How exciting is spätzle? Why it's, uh, well... spätzle are German egg dumplings that are a welcome side to many stews, roasts like sauerbraten, and even swedish meatballs. And that is good enough. It has a role and fills it well. What more can you ask from any dish?
I like to use milk rather than water for a richer taste. I also add a bit of Dijon mustard for a little flavor enhancement. Traditionally, spätzle are made with a spätzle maker, but I don't have one. I have heard of people using colanders or food mills, but the easiest method for me is to use a large-holed, slotted spoon.

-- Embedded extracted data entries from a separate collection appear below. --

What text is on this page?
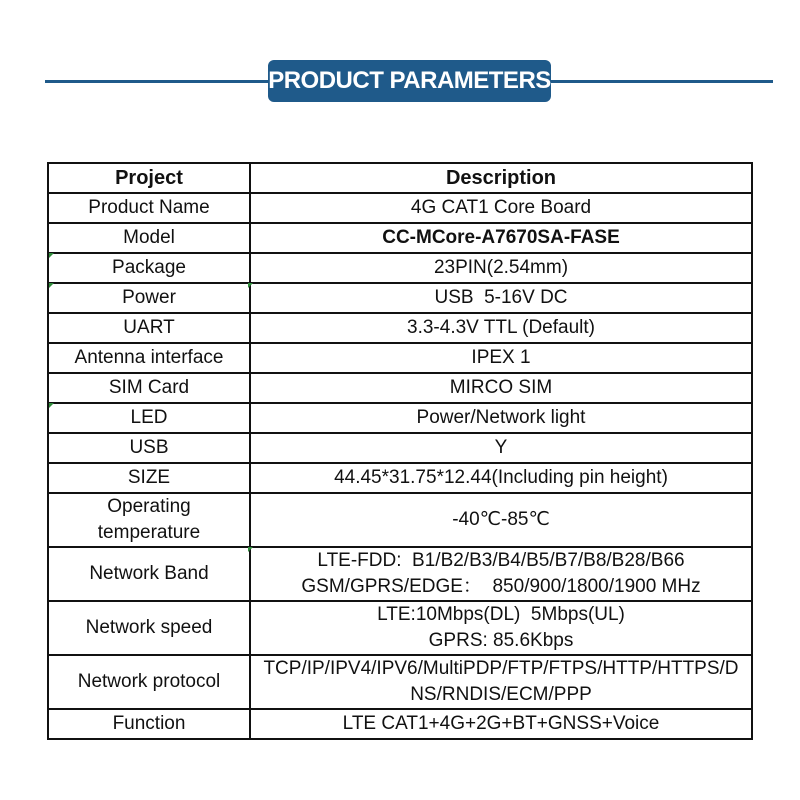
PRODUCT PARAMETERS
Project	Description
Product Name	4G CAT1 Core Board
Model	CC-MCore-A7670SA-FASE
Package	23PIN(2.54mm)
Power	USB  5-16V DC
UART	3.3-4.3V TTL (Default)
Antenna interface	IPEX 1
SIM Card	MIRCO SIM
LED	Power/Network light
USB	Y
SIZE	44.45*31.75*12.44(Including pin height)

Operating
temperature	-40℃-85℃
Network Band	LTE-FDD:  B1/B2/B3/B4/B5/B7/B8/B28/B66
GSM/GPRS/EDGE：  850/900/1800/1900 MHz

Network speed	LTE:10Mbps(DL)  5Mbps(UL)
GPRS: 85.6Kbps

Network protocol	TCP/IP/IPV4/IPV6/MultiPDP/FTP/FTPS/HTTP/HTTPS/D
NS/RNDIS/ECM/PPP

Function	LTE CAT1+4G+2G+BT+GNSS+Voice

I place a small amount on the spoon and use a separate spoon or spatula to force the batter through the holes into the hot liquid. This allows me to work with just a little of the batter at a time. The spätzle cook very quickly and if over cooked become dense and chewy. So keep a close eye on them.

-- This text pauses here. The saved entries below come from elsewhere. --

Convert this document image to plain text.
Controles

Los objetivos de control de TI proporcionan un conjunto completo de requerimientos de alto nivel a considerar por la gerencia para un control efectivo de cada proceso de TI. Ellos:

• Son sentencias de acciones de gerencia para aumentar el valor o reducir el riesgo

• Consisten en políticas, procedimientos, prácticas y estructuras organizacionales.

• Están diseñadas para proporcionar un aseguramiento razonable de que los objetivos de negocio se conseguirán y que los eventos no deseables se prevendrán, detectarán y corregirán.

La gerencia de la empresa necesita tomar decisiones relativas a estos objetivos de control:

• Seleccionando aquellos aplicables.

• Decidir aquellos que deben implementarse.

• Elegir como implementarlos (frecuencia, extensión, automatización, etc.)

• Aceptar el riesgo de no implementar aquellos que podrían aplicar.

Once cooked, they can be pan fried in a little butter until the edges are browned and crisp, but I like to keep it simple and enjoy their delicate texture with just a drizzle of melted butter and a sprinkle of fresh parsley.

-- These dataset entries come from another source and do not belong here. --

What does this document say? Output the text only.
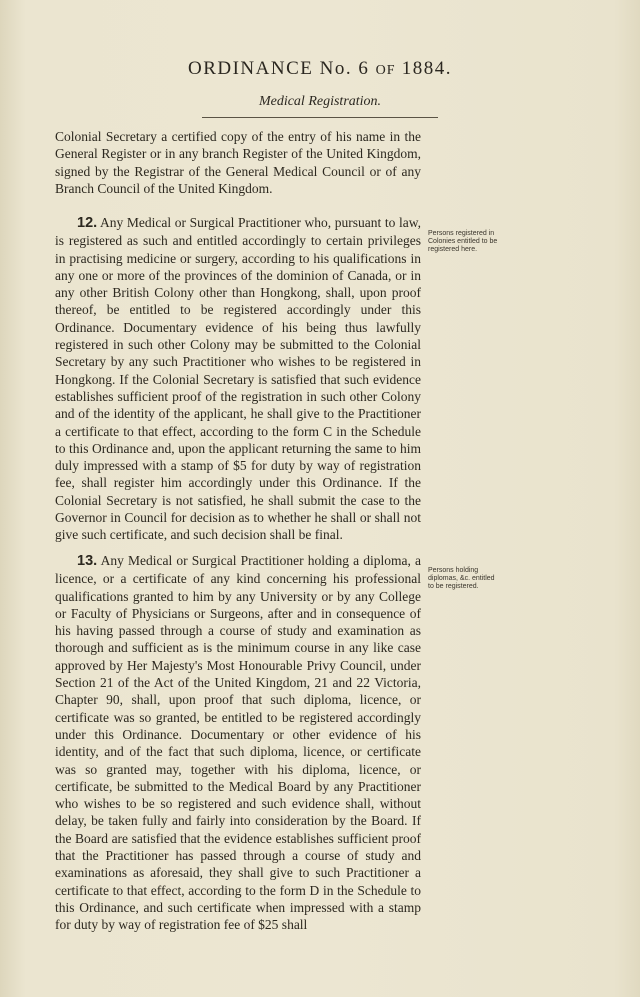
ORDINANCE No. 6 OF 1884.
Medical Registration.

Colonial Secretary a certified copy of the entry of his name in the General Register or in any branch Register of the United Kingdom, signed by the Registrar of the General Medical Council or of any Branch Council of the United Kingdom.

12. Any Medical or Surgical Practitioner who, pursuant to law, is registered as such and entitled accordingly to certain privileges in practising medicine or surgery, according to his qualifications in any one or more of the provinces of the dominion of Canada, or in any other British Colony other than Hongkong, shall, upon proof thereof, be entitled to be registered accordingly under this Ordinance. Documentary evidence of his being thus lawfully registered in such other Colony may be submitted to the Colonial Secretary by any such Practitioner who wishes to be registered in Hongkong. If the Colonial Secretary is satisfied that such evidence establishes sufficient proof of the registration in such other Colony and of the identity of the applicant, he shall give to the Practitioner a certificate to that effect, according to the form C in the Schedule to this Ordinance and, upon the applicant returning the same to him duly impressed with a stamp of $5 for duty by way of registration fee, shall register him accordingly under this Ordinance. If the Colonial Secretary is not satisfied, he shall submit the case to the Governor in Council for decision as to whether he shall or shall not give such certificate, and such decision shall be final.

13. Any Medical or Surgical Practitioner holding a diploma, a licence, or a certificate of any kind concerning his professional qualifications granted to him by any University or by any College or Faculty of Physicians or Surgeons, after and in consequence of his having passed through a course of study and examination as thorough and sufficient as is the minimum course in any like case approved by Her Majesty's Most Honourable Privy Council, under Section 21 of the Act of the United Kingdom, 21 and 22 Victoria, Chapter 90, shall, upon proof that such diploma, licence, or certificate was so granted, be entitled to be registered accordingly under this Ordinance. Documentary or other evidence of his identity, and of the fact that such diploma, licence, or certificate was so granted may, together with his diploma, licence, or certificate, be submitted to the Medical Board by any Practitioner who wishes to be so registered and such evidence shall, without delay, be taken fully and fairly into consideration by the Board. If the Board are satisfied that the evidence establishes sufficient proof that the Practitioner has passed through a course of study and examinations as aforesaid, they shall give to such Practitioner a certificate to that effect, according to the form D in the Schedule to this Ordinance, and such certificate when impressed with a stamp for duty by way of registration fee of $25 shall

Persons registered in Colonies entitled to be registered here.
Persons holding diplomas, &c. entitled to be registered.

Sunday Dinner two years ago
Sunday Dinner one year ago
1 1/2 cups unbleached all-purpose flour
1/2 teaspoon baking powder
3/4 teaspoon kosher salt
2 extra large eggs
1/2 cup milk
1 1/2 teaspoons Dijon mustard
2 cups water
4 cups chicken stock
2 Tablespoons melted butter
1 Tablespoon chopped fresh flat-leaf parsley
In a medium bowl combine the flour, baking powder and salt. In a separate bowl, beat together the eggs, milk and mustard. Add the wet ingredients to the dry, beating well with a wooden spoon to create a fairly elastic batter; set aside.
In a large saucepan, bring the water and stock to a simmer. Using a spätzle maker, a colander with large holes, or a large slotted spoon, drop small bits of the batter into the hot liquid. As soon as the spätzle float to the surface, lift them with a slotted spoon or strainer and transfer them to a serving dish. They should be delicate and light, although slightly chewy. If they are too heavy and dense, add a few more drops of milk to the remaining batter before continuing.
Once all of the spätzle have cooked, drizzle them with the melted butter and sprinkle with the parsley. Enjoy!